Dear Car Talk,
Myself and others are experiencing difficulty determining the cause of my cars problems; it is an automatic 1989 chevy caprice that has electronic locks that have worked fine for years until a few months ago, the passenger lock stopped operating. The driver side lock still worked as it was supposed to so i didn’t pay much attention to it until a few days ago when i was driving and a spark lite underneath the driver side steering wheel. The windshield whipers quit working mid motion and the doors started locking individually (mainly front if not only front)even when the car was not running. 16 hrs passed and I found my battery drained and the doors were no longer locking. I charged the battery and the doors continued locking individually so I let the car run for an hour to recharge the battery. This time about 8 hours had lapsed and the car once again had a drained battery and the doors stopped locking by themselves. Has this happened to you or can you tell me how I should proceed?

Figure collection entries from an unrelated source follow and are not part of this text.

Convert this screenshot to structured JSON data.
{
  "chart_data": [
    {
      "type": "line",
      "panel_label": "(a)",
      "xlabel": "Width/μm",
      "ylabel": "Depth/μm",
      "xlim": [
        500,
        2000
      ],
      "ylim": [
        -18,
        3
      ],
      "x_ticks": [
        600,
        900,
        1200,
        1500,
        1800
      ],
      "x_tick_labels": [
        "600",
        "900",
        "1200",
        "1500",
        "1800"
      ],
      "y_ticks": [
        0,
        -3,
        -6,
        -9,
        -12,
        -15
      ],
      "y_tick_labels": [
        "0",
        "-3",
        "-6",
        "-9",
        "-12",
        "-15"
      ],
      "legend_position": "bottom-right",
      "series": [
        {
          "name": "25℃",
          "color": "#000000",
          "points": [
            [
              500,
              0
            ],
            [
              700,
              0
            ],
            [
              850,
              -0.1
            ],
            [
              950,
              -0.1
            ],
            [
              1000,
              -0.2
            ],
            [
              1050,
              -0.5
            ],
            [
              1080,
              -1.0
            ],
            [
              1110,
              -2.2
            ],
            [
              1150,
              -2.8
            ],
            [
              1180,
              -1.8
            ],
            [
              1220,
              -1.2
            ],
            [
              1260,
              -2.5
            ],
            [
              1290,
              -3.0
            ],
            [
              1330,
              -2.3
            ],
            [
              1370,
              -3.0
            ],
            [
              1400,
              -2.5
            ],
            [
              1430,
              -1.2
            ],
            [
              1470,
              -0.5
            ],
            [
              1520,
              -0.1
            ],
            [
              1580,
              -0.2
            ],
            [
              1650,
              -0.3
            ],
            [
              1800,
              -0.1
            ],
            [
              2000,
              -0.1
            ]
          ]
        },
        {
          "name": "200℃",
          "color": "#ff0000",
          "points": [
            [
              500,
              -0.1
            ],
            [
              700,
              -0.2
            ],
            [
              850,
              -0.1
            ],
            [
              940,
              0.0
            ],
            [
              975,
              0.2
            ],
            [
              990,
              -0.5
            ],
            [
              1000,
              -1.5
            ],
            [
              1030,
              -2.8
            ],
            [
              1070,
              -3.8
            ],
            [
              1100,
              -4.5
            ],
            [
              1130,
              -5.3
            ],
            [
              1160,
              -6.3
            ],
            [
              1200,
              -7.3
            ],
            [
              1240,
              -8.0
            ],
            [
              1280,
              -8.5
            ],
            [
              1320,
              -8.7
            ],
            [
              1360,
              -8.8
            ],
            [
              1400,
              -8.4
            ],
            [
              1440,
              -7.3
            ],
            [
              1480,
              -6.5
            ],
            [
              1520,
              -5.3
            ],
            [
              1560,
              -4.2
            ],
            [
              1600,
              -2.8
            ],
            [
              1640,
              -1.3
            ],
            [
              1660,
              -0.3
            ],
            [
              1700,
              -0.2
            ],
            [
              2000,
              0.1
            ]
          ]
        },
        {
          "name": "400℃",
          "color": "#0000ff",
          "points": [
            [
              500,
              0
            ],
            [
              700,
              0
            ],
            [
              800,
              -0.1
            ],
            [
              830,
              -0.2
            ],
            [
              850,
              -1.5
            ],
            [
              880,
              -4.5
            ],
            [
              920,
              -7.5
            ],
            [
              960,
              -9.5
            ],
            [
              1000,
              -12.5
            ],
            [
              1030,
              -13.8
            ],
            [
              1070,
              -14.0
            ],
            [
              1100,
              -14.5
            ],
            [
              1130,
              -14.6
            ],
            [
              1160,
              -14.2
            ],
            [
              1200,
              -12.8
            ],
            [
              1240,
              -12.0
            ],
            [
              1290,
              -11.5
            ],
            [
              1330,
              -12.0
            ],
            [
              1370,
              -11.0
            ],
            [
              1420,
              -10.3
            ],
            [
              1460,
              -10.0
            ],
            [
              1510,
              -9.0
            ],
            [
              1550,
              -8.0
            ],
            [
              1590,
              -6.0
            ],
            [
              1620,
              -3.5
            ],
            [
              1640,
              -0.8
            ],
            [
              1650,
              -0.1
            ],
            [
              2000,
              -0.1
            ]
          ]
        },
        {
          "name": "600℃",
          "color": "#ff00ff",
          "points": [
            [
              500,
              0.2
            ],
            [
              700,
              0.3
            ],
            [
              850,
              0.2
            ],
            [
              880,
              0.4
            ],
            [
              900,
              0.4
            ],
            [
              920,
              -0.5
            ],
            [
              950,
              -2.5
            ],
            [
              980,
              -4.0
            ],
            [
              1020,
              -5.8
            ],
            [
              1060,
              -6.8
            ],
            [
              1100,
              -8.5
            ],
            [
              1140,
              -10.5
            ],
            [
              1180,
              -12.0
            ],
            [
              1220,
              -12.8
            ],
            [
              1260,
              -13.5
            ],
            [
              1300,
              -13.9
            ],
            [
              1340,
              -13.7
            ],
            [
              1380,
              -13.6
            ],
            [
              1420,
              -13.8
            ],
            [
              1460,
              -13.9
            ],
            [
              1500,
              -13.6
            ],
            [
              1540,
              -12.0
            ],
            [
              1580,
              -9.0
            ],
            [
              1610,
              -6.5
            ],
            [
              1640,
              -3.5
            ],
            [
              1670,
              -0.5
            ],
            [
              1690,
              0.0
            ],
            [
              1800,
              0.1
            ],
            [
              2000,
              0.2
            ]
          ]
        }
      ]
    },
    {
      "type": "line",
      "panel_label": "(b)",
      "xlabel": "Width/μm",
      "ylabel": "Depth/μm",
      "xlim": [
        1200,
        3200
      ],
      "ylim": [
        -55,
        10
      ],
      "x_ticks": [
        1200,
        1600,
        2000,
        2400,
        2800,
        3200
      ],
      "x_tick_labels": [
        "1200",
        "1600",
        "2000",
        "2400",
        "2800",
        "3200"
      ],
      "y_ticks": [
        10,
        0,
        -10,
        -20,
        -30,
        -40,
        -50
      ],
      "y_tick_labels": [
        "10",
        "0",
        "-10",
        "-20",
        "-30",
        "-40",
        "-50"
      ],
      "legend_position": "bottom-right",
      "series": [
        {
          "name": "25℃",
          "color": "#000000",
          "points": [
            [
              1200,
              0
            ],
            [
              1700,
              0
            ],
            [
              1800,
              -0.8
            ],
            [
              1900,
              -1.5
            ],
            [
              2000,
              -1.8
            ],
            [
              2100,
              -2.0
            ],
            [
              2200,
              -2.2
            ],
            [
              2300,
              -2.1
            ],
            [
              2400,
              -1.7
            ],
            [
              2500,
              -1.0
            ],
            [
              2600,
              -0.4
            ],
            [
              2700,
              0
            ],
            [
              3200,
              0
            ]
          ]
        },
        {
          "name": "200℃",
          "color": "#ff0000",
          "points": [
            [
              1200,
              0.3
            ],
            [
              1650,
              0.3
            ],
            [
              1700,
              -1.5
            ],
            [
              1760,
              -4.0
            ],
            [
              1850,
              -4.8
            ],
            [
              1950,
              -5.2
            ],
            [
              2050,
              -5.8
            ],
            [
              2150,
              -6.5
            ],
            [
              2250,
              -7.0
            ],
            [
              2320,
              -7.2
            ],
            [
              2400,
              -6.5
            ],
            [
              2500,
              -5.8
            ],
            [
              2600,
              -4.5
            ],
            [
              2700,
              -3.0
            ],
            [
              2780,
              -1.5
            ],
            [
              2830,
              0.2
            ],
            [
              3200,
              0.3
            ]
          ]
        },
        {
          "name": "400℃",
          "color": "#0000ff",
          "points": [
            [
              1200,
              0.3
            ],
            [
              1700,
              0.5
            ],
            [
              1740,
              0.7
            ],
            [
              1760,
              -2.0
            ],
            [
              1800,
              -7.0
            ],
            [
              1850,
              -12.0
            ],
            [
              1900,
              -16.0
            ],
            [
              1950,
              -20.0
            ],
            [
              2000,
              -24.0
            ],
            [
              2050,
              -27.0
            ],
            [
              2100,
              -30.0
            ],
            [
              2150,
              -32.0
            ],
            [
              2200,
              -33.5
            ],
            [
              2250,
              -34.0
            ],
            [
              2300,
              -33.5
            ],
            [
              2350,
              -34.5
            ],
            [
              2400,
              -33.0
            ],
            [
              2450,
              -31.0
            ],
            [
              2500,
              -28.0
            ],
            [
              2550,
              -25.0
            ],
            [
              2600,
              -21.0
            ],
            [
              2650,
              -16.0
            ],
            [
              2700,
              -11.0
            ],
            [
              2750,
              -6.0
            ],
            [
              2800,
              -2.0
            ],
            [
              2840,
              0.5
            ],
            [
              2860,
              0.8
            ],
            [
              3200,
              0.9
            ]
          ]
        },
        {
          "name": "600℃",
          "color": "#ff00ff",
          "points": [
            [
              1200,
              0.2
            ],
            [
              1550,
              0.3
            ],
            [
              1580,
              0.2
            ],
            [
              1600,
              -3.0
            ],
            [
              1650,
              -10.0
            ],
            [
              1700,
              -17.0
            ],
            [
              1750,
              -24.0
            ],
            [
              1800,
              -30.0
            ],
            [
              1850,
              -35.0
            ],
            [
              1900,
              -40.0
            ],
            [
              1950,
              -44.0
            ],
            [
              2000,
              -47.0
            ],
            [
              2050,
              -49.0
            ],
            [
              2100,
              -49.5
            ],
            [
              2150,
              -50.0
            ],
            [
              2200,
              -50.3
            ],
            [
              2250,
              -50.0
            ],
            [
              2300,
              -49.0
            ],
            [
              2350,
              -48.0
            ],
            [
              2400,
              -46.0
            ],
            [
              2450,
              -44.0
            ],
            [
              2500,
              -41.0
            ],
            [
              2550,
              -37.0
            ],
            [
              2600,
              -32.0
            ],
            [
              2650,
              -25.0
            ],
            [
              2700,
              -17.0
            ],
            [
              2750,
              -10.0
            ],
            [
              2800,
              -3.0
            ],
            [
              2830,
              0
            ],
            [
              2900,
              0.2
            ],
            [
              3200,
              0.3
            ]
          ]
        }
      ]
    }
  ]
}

You have a short circuit. Maybe more than one. The spark was a bare wire making contact with metal somewhere under the dashboard.
A fuse should have blown when the short occurred. That may be why the wipers stopped working.
The automatic door locks are draining the battery, and will continue to do so until you can stop them from operating.
I would start inspecting fuses, and would pull the fuse from the door lock circuit, or remove the relay, to stop the locks. Check the owner’s manual for a list of fuses, or look at the fuse box cover. Sometimes there is a fuse diagram on top of or under the cover.
There are fuses and relays under the hood and inside the car. Check them all.
You have to find and correct the short circuit before you start replacing blown fuses. A short circuit can start a fire in the car, and that could ruin your whole day.
While I wholeheartedly agree with McP’s diagnosis, you may want to consider whether you’ve gotten your money’s worth out of this car. Multiple shorts to ground from chafed wiring harnesses can be a sign that the 19 year old insulation is going to be prone to do this again, and wiring harness problems can be horrible to trace down.
The door ones wouldn;t bother me so much, as the wires often on old cars chafe where the harness goes through the pathways between the doors and body, but the one under the dash would leave me wondering. Even insulation gets old.